Duality of Interest. H.M.C. has received grants, personal fees, and nonfinancial support from Eli Lilly and Company; grants from Pfizer Inc., Boehringer Ingelheim, and AstraZeneca LP; grants, personal fees, and nonfinancial support from Sanofi; nonfinancial support from Novartis Pharmaceuticals; personal fees and nonfinancial support from Regeneron; grants from and holds shares at Roche Pharmaceuticals; is a shareholder in Bayer; and has received nonfinancial support from Sanofi Aventis, outside of the submitted work. No other potential conflicts of interest relevant to this article were reported.

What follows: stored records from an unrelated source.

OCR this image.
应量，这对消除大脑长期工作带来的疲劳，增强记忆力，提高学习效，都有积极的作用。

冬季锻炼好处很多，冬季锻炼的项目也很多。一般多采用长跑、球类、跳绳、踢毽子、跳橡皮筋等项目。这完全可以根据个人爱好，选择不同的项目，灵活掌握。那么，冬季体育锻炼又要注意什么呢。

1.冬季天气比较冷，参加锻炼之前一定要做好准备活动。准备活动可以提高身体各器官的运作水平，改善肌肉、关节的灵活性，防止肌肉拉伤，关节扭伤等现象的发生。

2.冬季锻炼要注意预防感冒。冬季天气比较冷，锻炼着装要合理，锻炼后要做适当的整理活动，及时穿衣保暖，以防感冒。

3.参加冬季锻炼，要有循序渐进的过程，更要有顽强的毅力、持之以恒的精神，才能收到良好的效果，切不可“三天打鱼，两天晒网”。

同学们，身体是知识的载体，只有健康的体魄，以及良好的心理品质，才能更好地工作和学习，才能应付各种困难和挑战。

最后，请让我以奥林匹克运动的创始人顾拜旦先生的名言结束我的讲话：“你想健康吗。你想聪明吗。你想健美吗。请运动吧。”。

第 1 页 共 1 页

Author Contributions. A.J. carried out the primary statistical analyses and reviewed and edited the manuscript. S.J.M. undertook quality control of the clinical diabetes data sets and reviewed the manuscript. L.A.K.B. contributed to the cleaning up, harmonization, and databasing of data and contributed to manuscript revision. J.M.M., F.G., and A.C. commented on data and manuscript drafts. P.M.M. contributed to study design and analysis and drafting of the manuscript. H.M.C. contributed to study conception and design, analysis and data interpretation, and drafting of the manuscript. All authors approved the manuscript for publication. A.J. is the guarantor of this work and, as such, had full access to all of the data in the study and takes responsibility for the integrity of the data and the accuracy of the data analysis.